GroupedNaturalIdPartitioner¶
- class GroupedNaturalIdPartitioner(partition_by: str, group_size: int, mode: Literal['allow-smaller', 'allow-bigger', 'drop-reminder', 'strict'] = 'allow-smaller', sort_unique_ids: bool = False)[source]¶
Bases:
Partitioner
Partition dataset by creating groups of natural ids.
Conceptually, you can think of this partitioner as a way of creating an organization of x users instead of each user represetning a separate partition. You can change the nature of the problem from cross-device to cross-silo (cross organization).
- Parameters:
partition_by (str) – The name of the column that contains the unique values of partitions.
group_size (int) – The number of unique ids that will be placed in a single group.
mode (Literal["allow-smaller", "allow-bigger", "drop-reminder", ""strict"]) – The mode that will be used to handle the remainder of the unique ids. - “allow-smaller”: The last group can be smaller than the group_size. - “allow-bigger”: The first group can be bigger than the group_size. - “drop-reminder”: The last group will be dropped if it is smaller than the group_size. - “strict”: Raises a ValueError if the remainder is not zero. In this mode, you expect each group to have the same size.

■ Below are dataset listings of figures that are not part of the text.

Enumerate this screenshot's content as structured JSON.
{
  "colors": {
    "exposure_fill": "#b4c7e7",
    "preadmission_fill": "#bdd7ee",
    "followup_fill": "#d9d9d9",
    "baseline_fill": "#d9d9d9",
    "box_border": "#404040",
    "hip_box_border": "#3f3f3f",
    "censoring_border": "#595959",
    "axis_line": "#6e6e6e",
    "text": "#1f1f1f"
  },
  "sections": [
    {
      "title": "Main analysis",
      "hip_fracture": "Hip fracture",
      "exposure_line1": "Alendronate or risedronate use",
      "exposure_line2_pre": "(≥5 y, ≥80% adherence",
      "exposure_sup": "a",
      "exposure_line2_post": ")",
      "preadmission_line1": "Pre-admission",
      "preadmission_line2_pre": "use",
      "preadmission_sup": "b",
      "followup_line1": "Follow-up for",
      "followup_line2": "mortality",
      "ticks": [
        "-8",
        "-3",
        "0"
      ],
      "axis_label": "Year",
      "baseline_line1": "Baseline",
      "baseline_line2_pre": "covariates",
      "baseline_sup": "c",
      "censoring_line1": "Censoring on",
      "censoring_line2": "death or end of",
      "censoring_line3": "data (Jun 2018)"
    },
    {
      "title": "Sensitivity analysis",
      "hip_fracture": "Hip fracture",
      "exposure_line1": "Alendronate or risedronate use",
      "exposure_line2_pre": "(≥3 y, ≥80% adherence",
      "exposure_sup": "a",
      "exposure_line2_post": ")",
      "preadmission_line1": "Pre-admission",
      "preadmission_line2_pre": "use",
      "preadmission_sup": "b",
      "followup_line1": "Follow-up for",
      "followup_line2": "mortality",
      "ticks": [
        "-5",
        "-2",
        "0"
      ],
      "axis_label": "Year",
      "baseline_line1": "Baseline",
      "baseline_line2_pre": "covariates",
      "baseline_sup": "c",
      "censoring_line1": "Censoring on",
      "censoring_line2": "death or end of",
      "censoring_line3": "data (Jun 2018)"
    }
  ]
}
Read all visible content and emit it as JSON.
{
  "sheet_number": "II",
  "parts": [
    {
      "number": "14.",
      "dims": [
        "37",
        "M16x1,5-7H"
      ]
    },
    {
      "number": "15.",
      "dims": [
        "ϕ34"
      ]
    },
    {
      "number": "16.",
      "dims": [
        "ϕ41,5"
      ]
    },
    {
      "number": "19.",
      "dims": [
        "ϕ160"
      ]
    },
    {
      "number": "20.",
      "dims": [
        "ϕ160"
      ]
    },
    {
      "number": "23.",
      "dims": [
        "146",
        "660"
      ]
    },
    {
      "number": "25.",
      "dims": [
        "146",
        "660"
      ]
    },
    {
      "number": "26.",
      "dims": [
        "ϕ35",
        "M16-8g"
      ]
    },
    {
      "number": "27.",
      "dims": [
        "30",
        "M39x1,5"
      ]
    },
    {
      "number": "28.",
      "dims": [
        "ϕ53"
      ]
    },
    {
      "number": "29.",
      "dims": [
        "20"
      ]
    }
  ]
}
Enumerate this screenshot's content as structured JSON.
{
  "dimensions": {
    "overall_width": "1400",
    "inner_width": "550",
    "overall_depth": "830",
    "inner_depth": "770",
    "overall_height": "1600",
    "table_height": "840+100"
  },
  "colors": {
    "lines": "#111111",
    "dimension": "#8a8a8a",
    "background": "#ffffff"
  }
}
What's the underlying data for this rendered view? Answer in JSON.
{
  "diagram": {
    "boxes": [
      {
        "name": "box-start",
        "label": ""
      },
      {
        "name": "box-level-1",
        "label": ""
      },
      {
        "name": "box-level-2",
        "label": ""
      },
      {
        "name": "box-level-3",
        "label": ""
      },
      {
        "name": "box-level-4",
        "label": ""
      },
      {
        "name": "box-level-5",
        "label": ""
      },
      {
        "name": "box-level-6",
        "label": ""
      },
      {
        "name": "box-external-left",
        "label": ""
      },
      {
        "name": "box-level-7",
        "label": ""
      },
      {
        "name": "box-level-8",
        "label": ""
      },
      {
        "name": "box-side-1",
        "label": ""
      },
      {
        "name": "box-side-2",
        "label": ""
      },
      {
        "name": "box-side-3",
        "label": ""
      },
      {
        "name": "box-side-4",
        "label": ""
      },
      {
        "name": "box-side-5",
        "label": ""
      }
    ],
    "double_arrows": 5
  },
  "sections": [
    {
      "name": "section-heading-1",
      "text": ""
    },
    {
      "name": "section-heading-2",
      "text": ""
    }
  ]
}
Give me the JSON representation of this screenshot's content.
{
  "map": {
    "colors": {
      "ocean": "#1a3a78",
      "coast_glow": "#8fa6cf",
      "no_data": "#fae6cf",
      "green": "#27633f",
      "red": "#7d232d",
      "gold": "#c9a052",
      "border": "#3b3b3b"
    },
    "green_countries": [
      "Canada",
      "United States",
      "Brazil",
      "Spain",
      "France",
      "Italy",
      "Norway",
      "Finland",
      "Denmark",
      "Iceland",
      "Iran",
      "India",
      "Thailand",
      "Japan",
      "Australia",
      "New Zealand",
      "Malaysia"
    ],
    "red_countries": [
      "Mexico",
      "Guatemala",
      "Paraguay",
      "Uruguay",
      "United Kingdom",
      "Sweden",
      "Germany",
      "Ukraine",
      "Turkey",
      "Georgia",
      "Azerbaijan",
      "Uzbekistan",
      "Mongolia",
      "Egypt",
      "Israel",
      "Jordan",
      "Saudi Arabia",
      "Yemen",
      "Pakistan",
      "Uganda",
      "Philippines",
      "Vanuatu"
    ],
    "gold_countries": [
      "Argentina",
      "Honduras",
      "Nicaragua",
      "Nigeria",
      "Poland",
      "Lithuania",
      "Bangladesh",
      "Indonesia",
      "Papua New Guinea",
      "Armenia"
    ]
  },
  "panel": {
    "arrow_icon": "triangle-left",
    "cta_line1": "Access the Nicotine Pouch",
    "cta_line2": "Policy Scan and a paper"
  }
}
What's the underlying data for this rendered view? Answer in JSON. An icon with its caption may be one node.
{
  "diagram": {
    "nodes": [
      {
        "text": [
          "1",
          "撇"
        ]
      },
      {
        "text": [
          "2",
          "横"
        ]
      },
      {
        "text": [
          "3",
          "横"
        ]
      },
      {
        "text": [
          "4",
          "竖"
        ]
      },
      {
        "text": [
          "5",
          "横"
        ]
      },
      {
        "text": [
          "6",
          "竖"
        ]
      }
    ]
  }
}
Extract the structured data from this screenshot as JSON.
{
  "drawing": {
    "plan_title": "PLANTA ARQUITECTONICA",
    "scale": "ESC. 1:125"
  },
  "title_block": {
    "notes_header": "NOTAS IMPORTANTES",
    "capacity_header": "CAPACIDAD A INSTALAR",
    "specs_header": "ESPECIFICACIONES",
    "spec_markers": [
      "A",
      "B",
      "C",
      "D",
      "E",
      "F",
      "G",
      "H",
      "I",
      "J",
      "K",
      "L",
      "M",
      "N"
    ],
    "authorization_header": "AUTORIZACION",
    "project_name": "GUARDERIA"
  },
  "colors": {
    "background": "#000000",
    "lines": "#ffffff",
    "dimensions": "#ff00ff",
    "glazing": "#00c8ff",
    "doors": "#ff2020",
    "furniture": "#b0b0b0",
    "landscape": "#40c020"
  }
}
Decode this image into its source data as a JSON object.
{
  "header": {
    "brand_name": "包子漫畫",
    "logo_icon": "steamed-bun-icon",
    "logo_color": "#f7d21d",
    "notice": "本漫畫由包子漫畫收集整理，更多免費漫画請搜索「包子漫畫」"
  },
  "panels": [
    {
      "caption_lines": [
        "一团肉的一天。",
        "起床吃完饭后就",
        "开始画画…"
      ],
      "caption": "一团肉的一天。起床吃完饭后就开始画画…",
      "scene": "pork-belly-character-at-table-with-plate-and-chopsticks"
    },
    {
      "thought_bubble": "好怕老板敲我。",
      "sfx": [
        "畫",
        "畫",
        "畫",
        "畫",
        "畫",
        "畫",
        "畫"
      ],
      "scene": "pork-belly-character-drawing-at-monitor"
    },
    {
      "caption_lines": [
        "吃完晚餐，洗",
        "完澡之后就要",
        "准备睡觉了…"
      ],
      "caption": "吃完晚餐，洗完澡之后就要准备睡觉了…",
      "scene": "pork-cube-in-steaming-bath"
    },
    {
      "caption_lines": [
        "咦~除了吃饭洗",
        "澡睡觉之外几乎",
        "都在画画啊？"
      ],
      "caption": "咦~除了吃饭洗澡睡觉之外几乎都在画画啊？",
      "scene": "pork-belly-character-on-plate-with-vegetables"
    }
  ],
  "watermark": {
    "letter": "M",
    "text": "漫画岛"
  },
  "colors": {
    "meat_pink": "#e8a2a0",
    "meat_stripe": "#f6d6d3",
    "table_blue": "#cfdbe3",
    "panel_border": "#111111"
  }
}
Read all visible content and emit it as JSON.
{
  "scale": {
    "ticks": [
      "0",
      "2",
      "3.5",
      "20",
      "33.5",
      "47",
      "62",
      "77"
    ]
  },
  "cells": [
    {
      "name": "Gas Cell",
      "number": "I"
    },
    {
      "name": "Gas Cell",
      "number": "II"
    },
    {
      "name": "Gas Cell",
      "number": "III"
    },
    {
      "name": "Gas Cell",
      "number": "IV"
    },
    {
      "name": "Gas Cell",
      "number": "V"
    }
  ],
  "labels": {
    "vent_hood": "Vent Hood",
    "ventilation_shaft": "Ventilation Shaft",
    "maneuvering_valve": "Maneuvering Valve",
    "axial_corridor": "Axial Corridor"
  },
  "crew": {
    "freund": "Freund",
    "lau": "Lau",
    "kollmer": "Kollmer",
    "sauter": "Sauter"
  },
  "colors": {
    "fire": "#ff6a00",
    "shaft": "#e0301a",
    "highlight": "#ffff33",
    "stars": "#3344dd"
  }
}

sort_unique_ids (bool) – If True, the unique natural ids will be sorted before creating the groups.
Examples
Partition users in the “sentiment140” (aka Twitter) dataset into groups of two users following the default mode:
>>> from flwr_datasets import FederatedDataset >>> from flwr_datasets.partitioner import GroupedNaturalIdPartitioner >>> >>> partitioner = GroupedNaturalIdPartitioner(partition_by="user", group_size=2) >>> fds = FederatedDataset(dataset="sentiment140", >>> partitioners={"train": partitioner}) >>> partition = fds.load_partition(0)
Methods
Check if a dataset has been assigned to the partitioner.
load_partition
(partition_id)Load a single partition corresponding to a single partition_id.
Attributes
Dataset property.
Natural id to the corresponding partition id.
Total number of partitions.
Partition id to the corresponding group of natural ids present.
- property dataset: Dataset¶
Dataset property.
- is_dataset_assigned() bool ¶
Check if a dataset has been assigned to the partitioner.
This method returns True if a dataset is already set for the partitioner, otherwise, it returns False.
- Returns:
dataset_assigned – True if a dataset is assigned, otherwise False.
- Return type:
bool
- load_partition(partition_id: int) Dataset [source]¶
Load a single partition corresponding to a single partition_id.
The choice of the partition is based on unique integers assigned to each natural id present in the dataset in the partition_by column.
- Parameters:
partition_id (int) – the index that corresponds to the requested partition
- Returns:
dataset_partition – single dataset partition
- Return type:
Dataset
- property natural_id_to_partition_id: dict[Any, int]¶
Natural id to the corresponding partition id.
- property num_partitions: int¶
Total number of partitions.
- property partition_id_to_natural_ids: dict[int, list[Any]]¶
Partition id to the corresponding group of natural ids present.
Natural ids are the unique values in partition_by column in dataset.